2. Crust: Combine the flour, sugar and butter into a bowl. Beat one egg and slowly pour half of the egg into the mixture. Mix the crust-mix toegther until a dough forms. Press to the bottom of the pan and poke holes all over with a fork. Careful when adding the egg, if you add too much, you'll have to add some flour to counter it, throwing off the balance and making a stiff crust.
3. Bake the crust in the oven for 15 minutes and take out. Allow to cool. Increase the oven temperature to 245 degrees C (475 degrees F) in the meantime.
4. Make sure your cream cheese is at room-temperature so that your filling doesn't have any lumps. Using a spoon, mix your cream cheese until it comes to a smooth consistency and to smoosh it up if it's stiff. Gradually add in the sugar and flour, beating after each addition to maintain the smooth texture. Add in the eggs and yolk. Don't panic if it starts to seperate the cream cheese mix into little bits. If your cheese is at room temperature, it'll mix in smoothly after awhile. Add the whipping cream and mix until blended. If your mix is still lumpy, press it through a sieve, but I think doing so makes a flatter cheesecake (or it's just me).
Optional step: Drop some chocolate syrup on the surface of the cheesecake and make swirly-patterns with a toothpick.

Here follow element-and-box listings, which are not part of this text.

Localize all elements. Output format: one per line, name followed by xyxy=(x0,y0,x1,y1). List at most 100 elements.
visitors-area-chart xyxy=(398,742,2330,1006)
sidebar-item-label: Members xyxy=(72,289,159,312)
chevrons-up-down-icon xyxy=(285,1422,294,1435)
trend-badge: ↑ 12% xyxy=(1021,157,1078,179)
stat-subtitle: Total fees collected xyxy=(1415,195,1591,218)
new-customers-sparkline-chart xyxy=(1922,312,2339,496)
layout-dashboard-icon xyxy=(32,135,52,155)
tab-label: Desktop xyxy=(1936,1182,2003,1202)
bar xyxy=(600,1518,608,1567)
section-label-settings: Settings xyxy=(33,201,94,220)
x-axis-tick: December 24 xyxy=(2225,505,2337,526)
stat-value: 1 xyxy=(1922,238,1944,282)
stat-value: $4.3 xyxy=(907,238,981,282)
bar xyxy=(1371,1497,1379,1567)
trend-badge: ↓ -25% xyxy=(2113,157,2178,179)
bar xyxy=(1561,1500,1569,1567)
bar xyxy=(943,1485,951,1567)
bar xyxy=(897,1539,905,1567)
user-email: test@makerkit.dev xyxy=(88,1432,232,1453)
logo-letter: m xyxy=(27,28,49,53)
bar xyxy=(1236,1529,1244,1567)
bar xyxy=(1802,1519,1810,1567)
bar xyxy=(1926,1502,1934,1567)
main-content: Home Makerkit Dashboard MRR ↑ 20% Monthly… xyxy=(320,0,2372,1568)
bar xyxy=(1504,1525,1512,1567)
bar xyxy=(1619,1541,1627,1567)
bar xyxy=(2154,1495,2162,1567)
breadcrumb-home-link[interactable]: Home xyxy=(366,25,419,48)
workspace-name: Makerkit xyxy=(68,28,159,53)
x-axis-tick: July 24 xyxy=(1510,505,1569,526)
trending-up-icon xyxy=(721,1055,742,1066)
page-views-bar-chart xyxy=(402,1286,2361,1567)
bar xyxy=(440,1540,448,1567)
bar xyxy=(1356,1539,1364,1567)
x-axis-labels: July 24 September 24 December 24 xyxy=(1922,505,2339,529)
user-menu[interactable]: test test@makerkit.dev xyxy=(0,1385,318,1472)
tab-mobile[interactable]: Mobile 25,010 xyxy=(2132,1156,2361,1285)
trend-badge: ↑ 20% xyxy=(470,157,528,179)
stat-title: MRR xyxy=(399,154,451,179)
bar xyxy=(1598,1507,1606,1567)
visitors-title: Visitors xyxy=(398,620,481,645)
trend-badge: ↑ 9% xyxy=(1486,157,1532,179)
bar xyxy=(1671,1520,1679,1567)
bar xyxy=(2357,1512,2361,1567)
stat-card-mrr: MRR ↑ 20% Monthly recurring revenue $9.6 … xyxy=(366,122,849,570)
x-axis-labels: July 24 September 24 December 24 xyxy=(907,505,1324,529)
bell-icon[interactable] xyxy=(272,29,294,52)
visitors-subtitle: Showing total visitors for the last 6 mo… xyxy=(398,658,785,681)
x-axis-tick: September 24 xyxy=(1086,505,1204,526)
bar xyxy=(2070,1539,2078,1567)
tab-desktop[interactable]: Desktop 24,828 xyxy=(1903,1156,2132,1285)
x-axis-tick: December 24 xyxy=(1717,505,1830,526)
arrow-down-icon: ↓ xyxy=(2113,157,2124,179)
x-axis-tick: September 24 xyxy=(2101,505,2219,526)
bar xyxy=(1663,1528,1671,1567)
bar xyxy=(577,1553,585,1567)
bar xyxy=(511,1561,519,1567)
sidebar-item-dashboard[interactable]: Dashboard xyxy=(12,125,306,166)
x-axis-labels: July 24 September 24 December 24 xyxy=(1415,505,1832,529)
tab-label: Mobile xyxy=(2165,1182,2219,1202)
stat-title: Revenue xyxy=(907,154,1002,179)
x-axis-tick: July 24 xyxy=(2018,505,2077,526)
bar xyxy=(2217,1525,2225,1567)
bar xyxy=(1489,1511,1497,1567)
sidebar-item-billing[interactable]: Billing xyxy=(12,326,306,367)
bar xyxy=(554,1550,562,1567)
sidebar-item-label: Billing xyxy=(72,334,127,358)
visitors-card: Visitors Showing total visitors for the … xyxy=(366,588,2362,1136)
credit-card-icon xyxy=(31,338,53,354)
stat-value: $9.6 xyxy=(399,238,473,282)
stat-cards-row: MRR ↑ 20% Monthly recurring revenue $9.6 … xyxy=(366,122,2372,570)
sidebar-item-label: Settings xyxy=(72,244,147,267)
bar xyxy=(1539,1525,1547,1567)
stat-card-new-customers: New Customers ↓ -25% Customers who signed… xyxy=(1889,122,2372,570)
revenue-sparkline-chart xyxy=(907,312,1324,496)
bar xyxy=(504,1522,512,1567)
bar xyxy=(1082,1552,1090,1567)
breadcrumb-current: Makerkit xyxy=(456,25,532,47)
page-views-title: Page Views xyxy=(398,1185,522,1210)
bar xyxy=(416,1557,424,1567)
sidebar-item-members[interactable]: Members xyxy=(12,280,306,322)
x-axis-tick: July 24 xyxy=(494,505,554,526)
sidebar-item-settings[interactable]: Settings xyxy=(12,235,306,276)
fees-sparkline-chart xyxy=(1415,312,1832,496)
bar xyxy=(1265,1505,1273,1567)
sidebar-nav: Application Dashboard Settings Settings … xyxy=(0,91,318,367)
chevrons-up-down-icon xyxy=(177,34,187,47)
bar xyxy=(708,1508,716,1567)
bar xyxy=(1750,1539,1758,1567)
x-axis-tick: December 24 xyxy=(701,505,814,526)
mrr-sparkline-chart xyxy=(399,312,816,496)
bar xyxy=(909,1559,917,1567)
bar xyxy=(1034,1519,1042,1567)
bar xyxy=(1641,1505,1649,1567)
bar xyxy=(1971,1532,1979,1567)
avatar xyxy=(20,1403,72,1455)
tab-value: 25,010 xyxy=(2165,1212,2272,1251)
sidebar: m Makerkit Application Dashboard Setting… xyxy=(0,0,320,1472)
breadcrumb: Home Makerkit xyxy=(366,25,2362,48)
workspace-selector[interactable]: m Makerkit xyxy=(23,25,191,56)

5. Pour filling over the crust (which should be cool by now). Get another pan (doesn't matter how big it is) and fill it up with hot water, or normal-temp water, both will have the same effect). Place your cheesecake on the middle rack and the pan of water on the lowest rack and bake at 245 degrees C (475 degrees F) for 10 minutes. Once the 10 minutes are up, immediately drop the temperature down to 95 degrees C (200 degrees F) and bake for one whole hour. Do not open the oven door under any circumstances.
6. Once the one hour is up, turn off the oven and leave it in the oven for another hour. Still, don't open the oven.
7. Chill overnight in the fridge. Don't even try to cut the cake after it has just cooked, let it set in the fridge.